Les applications de santé mentale sont de plus en plus nombreuses. Mais en l’absence de preuves concluantes de leur efficacité, les promoteurs de régime devraient faire preuve de prudence.

Il existe plus de 1 400 applications relatives à la santé mentale sur le marché, un nombre constamment en croissance. Constituent-elles pour autant un moyen efficace de favoriser le bien-être des employés?

Réponse : selon Nature Digital Medicine, seulement 2,6 % de ces applications sont pertinentes sur le plan médical pour contribuer à traiter la dépression.

Toutefois, souligne Ryan Weiss, vice-président produits et expérience client, marché collectif à la Great-West, les participants qui bénéficient de divers points d’accès aux services de soins de santé sont mieux en mesure de gérer leur santé et celle de leurs proches.

Si l’industrie de l’assurance collective n’a pas encore mis au point ses propres applications en santé mentale, parce qu’elles sont très coûteuses et qu’il existe déjà plusieurs options, de nombreux assureurs cherchent à améliorer leurs services de santé numériques.

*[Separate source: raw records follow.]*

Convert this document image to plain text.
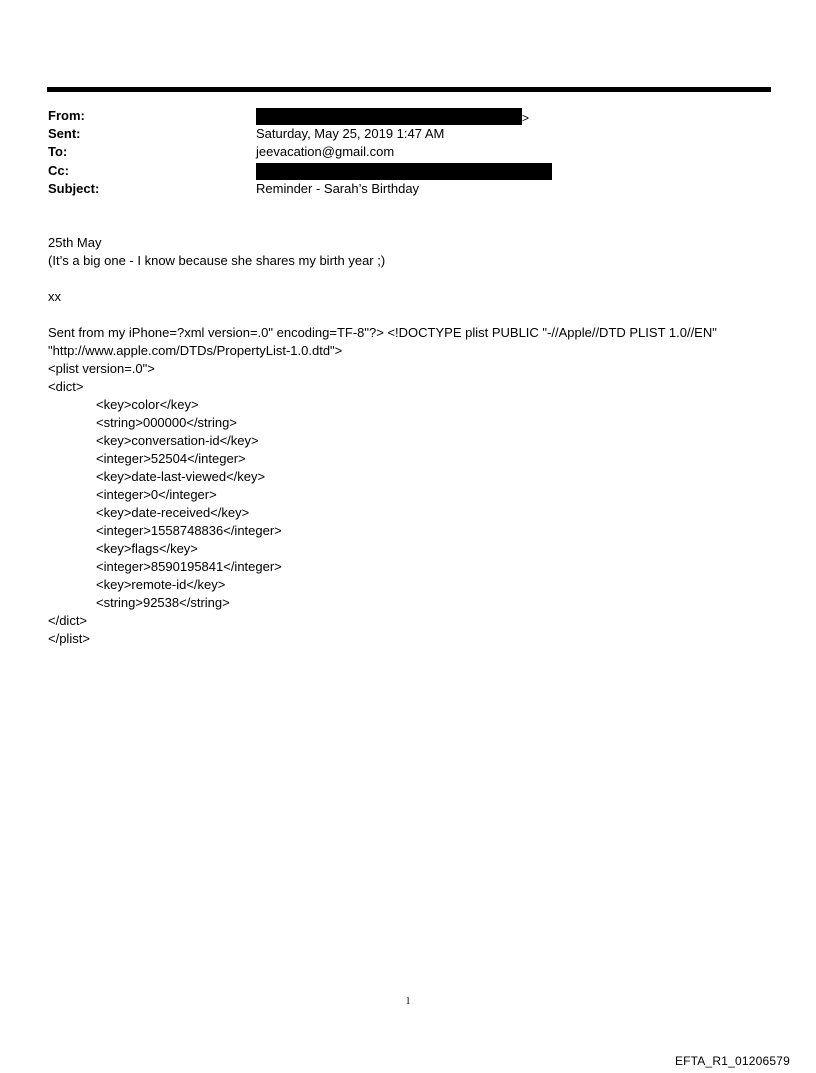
From:	>
Sent:	Saturday, May 25, 2019 1:47 AM
To:	jeevacation@gmail.com
Cc:
Subject:	Reminder - Sarah’s Birthday
25th May
(It’s a big one - I know because she shares my birth year ;)
xx
Sent from my iPhone=?xml version=.0" encoding=TF-8"?> <!DOCTYPE plist PUBLIC "-//Apple//DTD PLIST 1.0//EN"
"http://www.apple.com/DTDs/PropertyList-1.0.dtd">
<plist version=.0">
<dict>
<key>color</key>
<string>000000</string>
<key>conversation-id</key>
<integer>52504</integer>
<key>date-last-viewed</key>
<integer>0</integer>
<key>date-received</key>
<integer>1558748836</integer>
<key>flags</key>
<integer>8590195841</integer>
<key>remote-id</key>
<string>92538</string>
</dict>
</plist>
1
EFTA_R1_01206579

En septembre, Manuvie a lancé son application Vitalité, qui propose des évaluations du bien-être mental et est destinée aux régime d’avantages sociaux collectifs. La Corporation People, de son côté, a inauguré un centre de ressources en ligne comprenant un outil d’évaluation, un service de thérapie virtuelle et la collaboration virtuelle de psychiatres.

« Nous avons vite constaté une lacune dans les services offerts, indique Judith Plotkin, vice-présidente des solutions stratégiques en santé à People Corp. Les programmes d’aide aux employés (PAE) et les outils en ligne peuvent aider, mais pour les personnes ayant besoin d’une thérapie continue, il est difficile d’accéder à un traitement abordable. Il y a de longues listes d’attente et des frais élevés. »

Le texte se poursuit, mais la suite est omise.